Nous vous racontons ce qu'est devenu «Devyataev», le film sur le célèbre pilote de chasse soviétique.
Le 29 avril sort sur les écrans le nouveau film de Timur Bekmambetov «Devyataev», réalisé en tandem avec le cadreur Sergei Trofimov qui fait ses débuts en tant que réalisateur, et basé sur la biographie du pilote soviétique Mikhail Devyataev. Les créateurs du film se sont attelés à une tâche difficile : raconter un exploit incroyable, longtemps non reconnu par le pouvoir soviétique, mais le faire de manière aussi dynamique que possible pour un public de masse, depuis longtemps blasé par les blockbusters spectaculaires. Ont-ils réussi ou non ? Voyons cela.
L'évasion
À l'été 1944, le pilote de chasse soviétique Mikhail Devyataev (Pavel Priluchny) est capturé par les Allemands. Là, en tant que soldat expérimenté connaissant la technologie complexe, on lui propose de se ranger du côté de l'Allemagne ou de passer le reste de ses jours dans un camp de concentration. Mais il choisit une troisième option : voler un avion et rentrer chez lui, réalisant une évasion incroyable d'une base aérienne secrète.

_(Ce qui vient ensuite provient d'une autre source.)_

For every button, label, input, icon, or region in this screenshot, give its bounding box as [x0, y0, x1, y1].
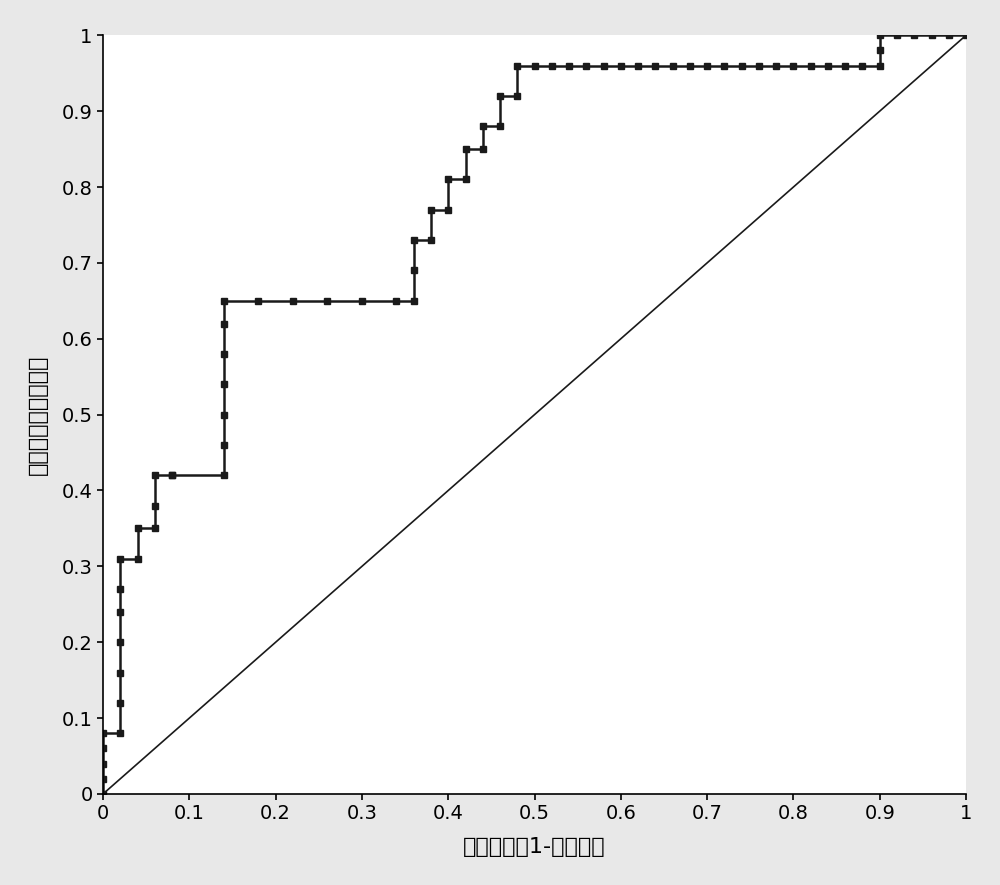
- X-axis label: 假阳性率（1-特异性）: 假阳性率（1-特异性）: [463, 837, 606, 858]
- Y-axis label: 真阳性率（灵敏度）: 真阳性率（灵敏度）: [28, 354, 48, 474]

D'après cette description et la bande-annonce du film, on pourrait penser qu'il s'agit de «T-34», mais avec des avions à la place des chars. Cependant, ces comparaisons sont peu pertinentes, car «Devyataev» parle davantage des gens que de la technologie et de l'action qui y est liée, et l'évasion elle-même n'occupe qu'une partie mineure du temps à l'écran. De plus, les auteurs du film n'ont pas manqué l'occasion de lancer une pique au blockbuster à succès avec Alexander Petrov.

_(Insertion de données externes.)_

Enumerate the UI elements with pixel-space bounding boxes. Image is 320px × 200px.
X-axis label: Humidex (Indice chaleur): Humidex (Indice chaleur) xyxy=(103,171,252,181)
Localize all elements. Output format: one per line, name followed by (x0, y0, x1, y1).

Autre question : «Devyataev», en tant que représentant du genre des films d'évasion, n'offre absolument rien de nouveau au public. Le héros rencontre un problème, trouve une solution, trouve des compagnons (ce n'est pas un super-héros où tout peut être fait seul), le plan «génial» ne fonctionne pas immédiatement, et ainsi de suite. Tout est très schématique, très prévisible. De plus, les auteurs racontent l'histoire comme une sorte de flash-back, donc vous savez immédiatement que Devyataev finira par rentrer chez lui, même si vous ne connaissez pas l'histoire réelle du héros soviétique.
Un parmi les étrangers
À l'honneur de Timur Bekmambetov et de son équipe, ils ont tenté d'enrichir le scénario avec des intrigues supplémentaires. La principale est bien sûr l'affrontement entre Devyataev et Larin (Pavel Chinarev), d'anciens amis qui se retrouvent de part et d'autre des barricades. C'est ce conflit personnel qui rend le film bien plus individuel et intéressant.

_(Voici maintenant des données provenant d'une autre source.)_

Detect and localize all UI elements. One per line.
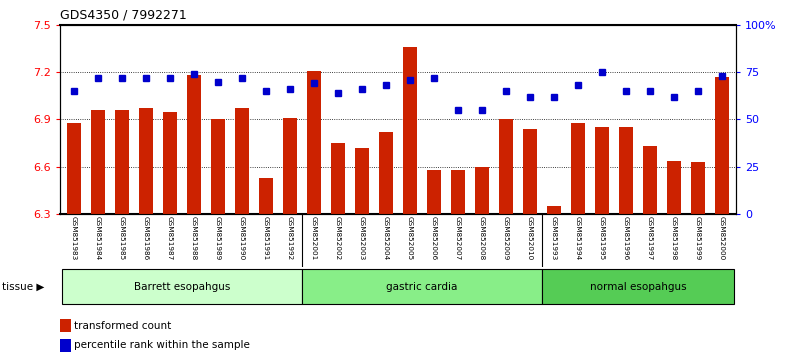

Mais même ici, il y a des imperfections qui auraient pu être facilement corrigées. Devyataev et Larin nous sont présentés comme les meilleurs amis, mais... seulement en paroles. On demande au spectateur de simplement croire que les garçons se connaissent depuis longtemps et que leurs familles sont en contact étroit. Quelques scènes communes et conversations sincères auraient rendu les personnages plus vivants et leur conflit plus émotionnel. Mais non, à la place, nous avons un antagoniste avec une motivation peu convaincante et un protagoniste pour lequel on éprouve de la sympathie forcée, car son comportement semble plus justifié du point de vue moral. Aucune contradiction émotionnelle, aucune tension interpersonnelle ici, hélas. Pourtant, les acteurs dans leurs rôles sont assez convaincants et authentiques.
Aspects techniques
«Devyataev» est très réussi en tant que blockbuster aérien dynamique. Il y a de superbes prises de vue aériennes et des scènes qui, par leur dynamisme et leur tension, surpassent facilement les passions humaines. Dès que le film quitte le sol, il devient presque magnifique.
Et autant le film est bon du point de vue de la photographie, autant il est détestable en ce qui concerne le travail du compositeur et des producteurs sonores. Un pathos inapproprié dans les esquisses orchestrales, gâchant l'émotion de certaines scènes, aucune mélodie mémorable, des dialogues mal enregistrés dont la moitié des mots sont incompréhensibles même avec un appareil auditif, un montage sonore médiocre — ce n'est qu'une petite partie des problèmes techniques qui irritent vraiment lors de la projection.
Faut-il regarder le film «Devyataev» ?
L'œuvre de Bekmambetov est naïve et prévisible, mais filmée de manière spectaculaire et dynamique. Les acteurs s'en sortent bien, même si le matériau qu'ils ont entre les mains n'est pas très convaincant. Mais le plus important, c'est que le message des créateurs est très juste. Car des héros comme Mikhail Devyataev doivent être connus de visage, et la réhabilitation de leurs exploits est une tâche gratifiante.